Prenons notre exemple de jugement de l'agréabilité de l'enseignant par les étudiants de 2 groupes TD.

Ici, les étudiants constituent le niveau d'analyse (Niveau 1) et chaque étudiant représente un niveau du facteur SUJET.

Ils appartiennent à des groupes TD différents (Niveau 2), facteur GROUPE TD à 2 modalités : Groupe TD1 et Groupe TD2.

Étant donné que chaque étudiant ne peut appartenir qu'à un seul groupe TD, chacune des modalités du facteur SUJET n'apparaît que dans une modalité du facteur GROUPE TD. Les facteurs SUJET et GROUPE TD sont donc emboîtés.

Facteurs croisés

Prenons maintenant notre exemple dans lequel nous recueillons plusieurs jugements de l'agréabilité chez les mêmes étudiants : l'une pendant le cours de statistiques et l'autre pendant le cours de psychopathologie.

Ici, les mesures d'agréabilité représentent le niveau d'analyse (Niveau 1).

Il y a deux mesures par étudiant, qui représentent un cluster de mesures, facteur SUJET (Niveau 2), chaque étudiant représentant un niveau de ce facteur.

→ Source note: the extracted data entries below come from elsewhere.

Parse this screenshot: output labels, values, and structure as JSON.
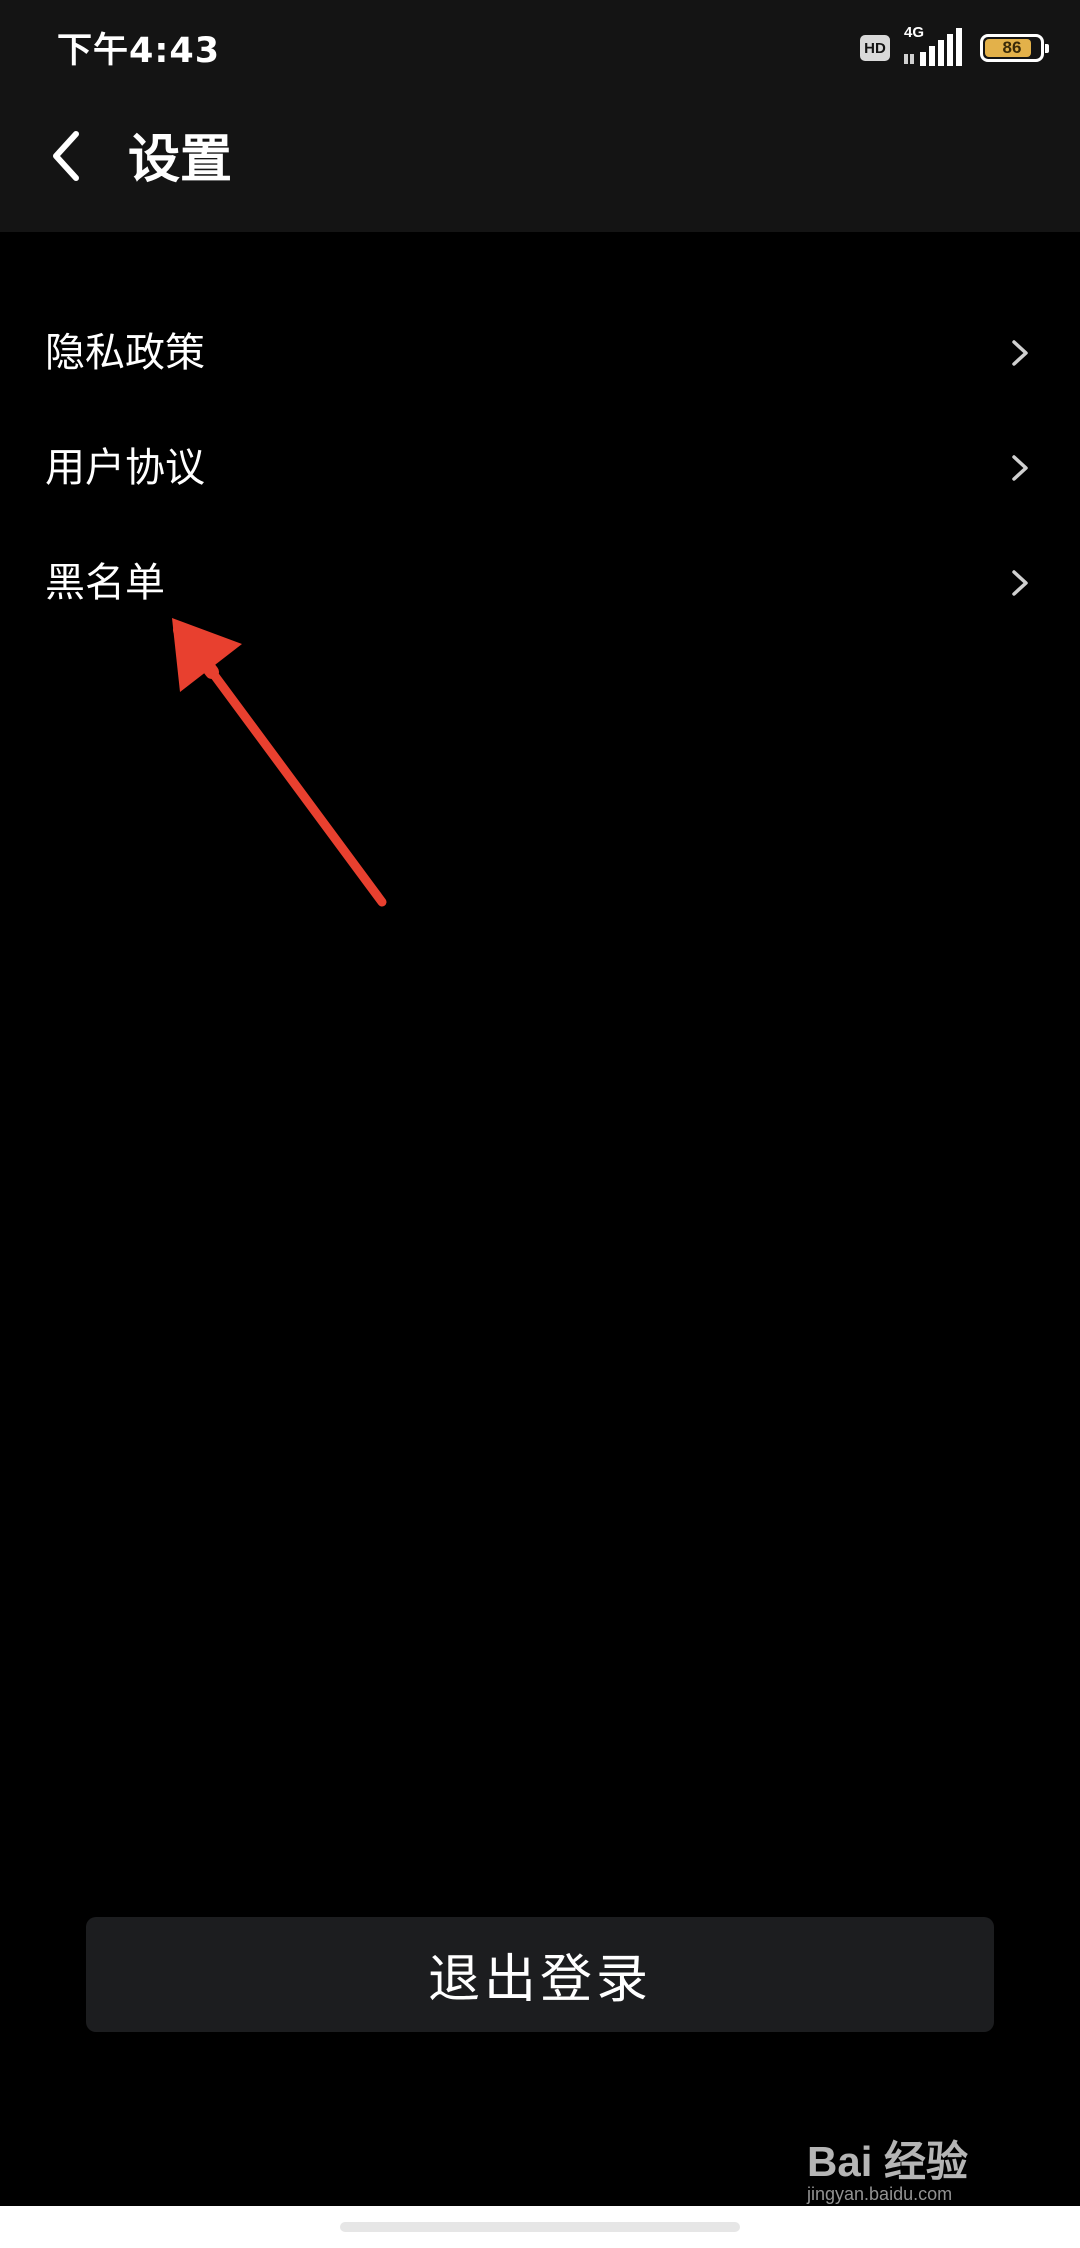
{
  "status_bar": {
    "time": "下午4:43",
    "hd_label": "HD",
    "network_label": "4G",
    "battery_level": "86",
    "battery_percent": 86,
    "battery_color": "#e3b14a"
  },
  "header": {
    "title": "设置",
    "back_icon": "chevron-left-icon"
  },
  "menu": {
    "items": [
      {
        "label": "隐私政策",
        "icon": "chevron-right-icon"
      },
      {
        "label": "用户协议",
        "icon": "chevron-right-icon"
      },
      {
        "label": "黑名单",
        "icon": "chevron-right-icon"
      }
    ]
  },
  "annotation": {
    "color": "#e8402f",
    "target": "黑名单"
  },
  "logout": {
    "label": "退出登录"
  },
  "watermark": {
    "main": "Bai 经验",
    "sub": "jingyan.baidu.com"
  },
  "theme": {
    "background": "#000000",
    "header_background": "#141414",
    "button_background": "#1c1d1f",
    "text": "#ffffff"
  }
}
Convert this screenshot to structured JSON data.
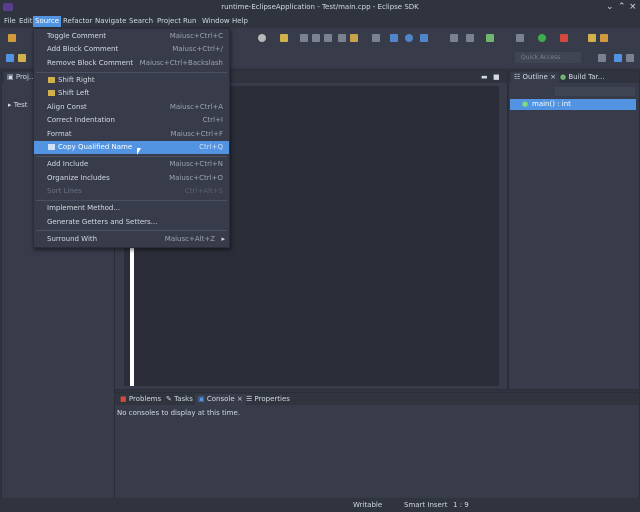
{
  "window": {
    "title": "runtime-EclipseApplication - Test/main.cpp - Eclipse SDK"
  },
  "menubar": {
    "items": [
      "File",
      "Edit",
      "Source",
      "Refactor",
      "Navigate",
      "Search",
      "Project",
      "Run",
      "Window",
      "Help"
    ],
    "active": "Source"
  },
  "toolbar": {
    "quick_access": "Quick Access"
  },
  "left_panel": {
    "tab": "Proj...",
    "tree_item": "Test"
  },
  "outline_panel": {
    "tabs": [
      "Outline",
      "Build Tar..."
    ],
    "item": "main() : int"
  },
  "bottom_panel": {
    "tabs": [
      "Problems",
      "Tasks",
      "Console",
      "Properties"
    ],
    "message": "No consoles to display at this time."
  },
  "status": {
    "writable": "Writable",
    "insert": "Smart Insert",
    "position": "1 : 9"
  },
  "source_menu": {
    "items": [
      {
        "label": "Toggle Comment",
        "shortcut": "Maiusc+Ctrl+C"
      },
      {
        "label": "Add Block Comment",
        "shortcut": "Maiusc+Ctrl+/"
      },
      {
        "label": "Remove Block Comment",
        "shortcut": "Maiusc+Ctrl+Backslash"
      },
      {
        "label": "Shift Right",
        "shortcut": ""
      },
      {
        "label": "Shift Left",
        "shortcut": ""
      },
      {
        "label": "Align Const",
        "shortcut": "Maiusc+Ctrl+A"
      },
      {
        "label": "Correct Indentation",
        "shortcut": "Ctrl+I"
      },
      {
        "label": "Format",
        "shortcut": "Maiusc+Ctrl+F"
      },
      {
        "label": "Copy Qualified Name",
        "shortcut": "Ctrl+Q"
      },
      {
        "label": "Add Include",
        "shortcut": "Maiusc+Ctrl+N"
      },
      {
        "label": "Organize Includes",
        "shortcut": "Maiusc+Ctrl+O"
      },
      {
        "label": "Sort Lines",
        "shortcut": "Ctrl+Alt+S"
      },
      {
        "label": "Implement Method...",
        "shortcut": ""
      },
      {
        "label": "Generate Getters and Setters...",
        "shortcut": ""
      },
      {
        "label": "Surround With",
        "shortcut": "Maiusc+Alt+Z"
      }
    ]
  },
  "colors": {
    "accent": "#5294e2",
    "background": "#2f343f",
    "panel": "#383c4a"
  }
}
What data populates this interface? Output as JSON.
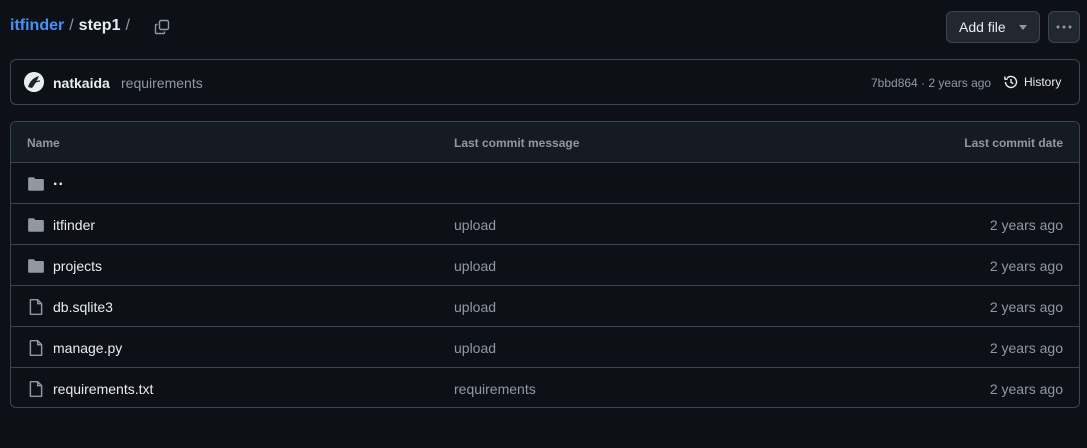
{
  "breadcrumb": {
    "repo": "itfinder",
    "sep1": "/",
    "dir": "step1",
    "sep2": "/"
  },
  "toolbar": {
    "add_file_label": "Add file"
  },
  "commit": {
    "author": "natkaida",
    "message": "requirements",
    "hash": "7bbd864",
    "dot": " · ",
    "age": "2 years ago",
    "history_label": "History"
  },
  "table": {
    "headers": {
      "name": "Name",
      "message": "Last commit message",
      "date": "Last commit date"
    },
    "parent_label": "..",
    "rows": [
      {
        "type": "folder",
        "name": "itfinder",
        "message": "upload",
        "date": "2 years ago"
      },
      {
        "type": "folder",
        "name": "projects",
        "message": "upload",
        "date": "2 years ago"
      },
      {
        "type": "file",
        "name": "db.sqlite3",
        "message": "upload",
        "date": "2 years ago"
      },
      {
        "type": "file",
        "name": "manage.py",
        "message": "upload",
        "date": "2 years ago"
      },
      {
        "type": "file",
        "name": "requirements.txt",
        "message": "requirements",
        "date": "2 years ago"
      }
    ]
  },
  "colors": {
    "background": "#0d1117",
    "border": "#3d444d",
    "link": "#4493f8",
    "muted": "#9198a1",
    "text": "#e6edf3"
  },
  "icons": {
    "copy": "copy-icon",
    "caret": "triangle-down-icon",
    "more": "kebab-horizontal-icon",
    "history": "history-icon",
    "folder": "folder-icon",
    "file": "file-icon"
  }
}
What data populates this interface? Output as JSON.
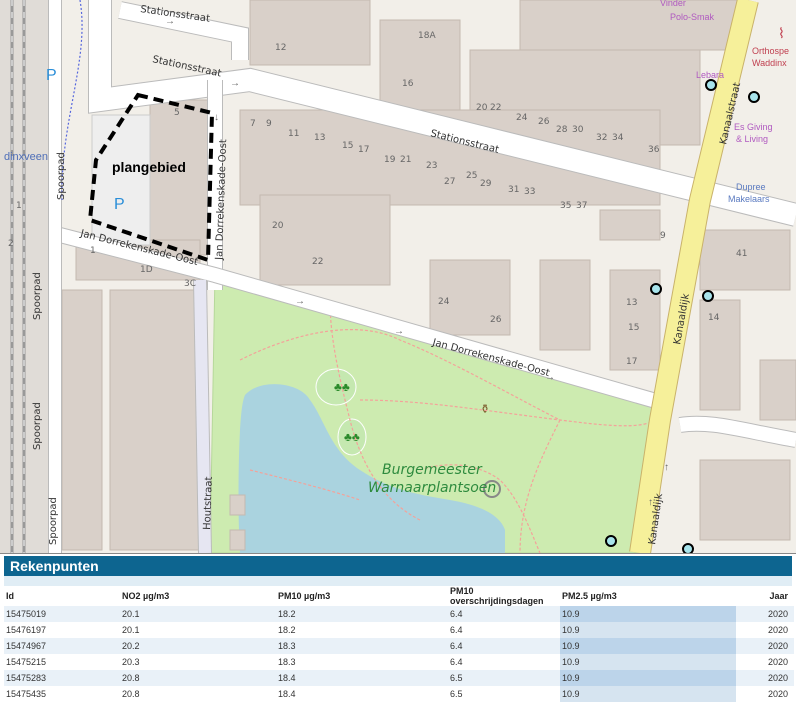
{
  "map": {
    "area_label": "plangebied",
    "parking_symbol": "P",
    "park_name_line1": "Burgemeester",
    "park_name_line2": "Warnaarplantsoen",
    "streets": {
      "stationsstraat_top": "Stationsstraat",
      "stationsstraat_mid": "Stationsstraat",
      "stationsstraat_right": "Stationsstraat",
      "jan_dorrekenskade_oost_vertical": "Jan Dorrekenskade-Oost",
      "jan_dorrekenskade_oost_left": "Jan Dorrekenskade-Oost",
      "jan_dorrekenskade_oost_right": "Jan Dorrekenskade-Oost",
      "spoorpad_top": "Spoorpad",
      "spoorpad_mid": "Spoorpad",
      "spoorpad_bottom": "Spoorpad",
      "houtstraat": "Houtstraat",
      "kanaalstraat": "Kanaalstraat",
      "kanaaldijk_mid": "Kanaaldijk",
      "kanaaldijk_bottom": "Kanaaldijk"
    },
    "pois": {
      "station_label": "dinxveen",
      "vinder": "Vinder",
      "polo_smak": "Polo-Smak",
      "lebara": "Lebara",
      "orthospe": "Orthospe",
      "waddinx": "Waddinx",
      "es_giving_1": "Es Giving",
      "es_giving_2": "& Living",
      "dupree_1": "Dupree",
      "dupree_2": "Makelaars"
    },
    "house_numbers": {
      "n12": "12",
      "n18a": "18A",
      "n16": "16",
      "n20": "20",
      "n22a": "22",
      "n24a": "24",
      "n26a": "26",
      "n28": "28",
      "n30": "30",
      "n32": "32",
      "n34": "34",
      "n36": "36",
      "n5": "5",
      "n7": "7",
      "n9": "9",
      "n11": "11",
      "n13": "13",
      "n15": "15",
      "n17": "17",
      "n19": "19",
      "n21": "21",
      "n23": "23",
      "n25": "25",
      "n27": "27",
      "n29": "29",
      "n31": "31",
      "n33": "33",
      "n35": "35",
      "n37": "37",
      "n9r": "9",
      "n20b": "20",
      "n22": "22",
      "n24": "24",
      "n26": "26",
      "n41": "41",
      "n1": "1",
      "n1d": "1D",
      "n3c": "3C",
      "n13r": "13",
      "n14": "14",
      "n15r": "15",
      "n17r": "17",
      "n1s": "1",
      "n2s": "2"
    }
  },
  "panel": {
    "title": "Rekenpunten",
    "headers": {
      "id": "Id",
      "no2": "NO2 µg/m3",
      "pm10": "PM10 µg/m3",
      "pm10_days": "PM10 overschrijdingsdagen",
      "pm25": "PM2.5 µg/m3",
      "jaar": "Jaar"
    },
    "rows": [
      {
        "id": "15475019",
        "no2": "20.1",
        "pm10": "18.2",
        "pm10_days": "6.4",
        "pm25": "10.9",
        "jaar": "2020"
      },
      {
        "id": "15476197",
        "no2": "20.1",
        "pm10": "18.2",
        "pm10_days": "6.4",
        "pm25": "10.9",
        "jaar": "2020"
      },
      {
        "id": "15474967",
        "no2": "20.2",
        "pm10": "18.3",
        "pm10_days": "6.4",
        "pm25": "10.9",
        "jaar": "2020"
      },
      {
        "id": "15475215",
        "no2": "20.3",
        "pm10": "18.3",
        "pm10_days": "6.4",
        "pm25": "10.9",
        "jaar": "2020"
      },
      {
        "id": "15475283",
        "no2": "20.8",
        "pm10": "18.4",
        "pm10_days": "6.5",
        "pm25": "10.9",
        "jaar": "2020"
      },
      {
        "id": "15475435",
        "no2": "20.8",
        "pm10": "18.4",
        "pm10_days": "6.5",
        "pm25": "10.9",
        "jaar": "2020"
      }
    ]
  }
}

Chacun de ces étudiants a produit un jugement pendant un cours de statistiques et un cours de psychopathologie, facteur ENSEIGNEMENT (Niveau 3) à deux niveaux (statistiques ; psychopathologie).

Étant donné que tous les étudiants ont participé aux deux cours, autrement dit que tous les niveaux du facteur SUJET sont observés dans tous les niveaux du facteur ENSEIGNEMENT, les facteurs SUJET et ENSEIGNEMENT sont croisés.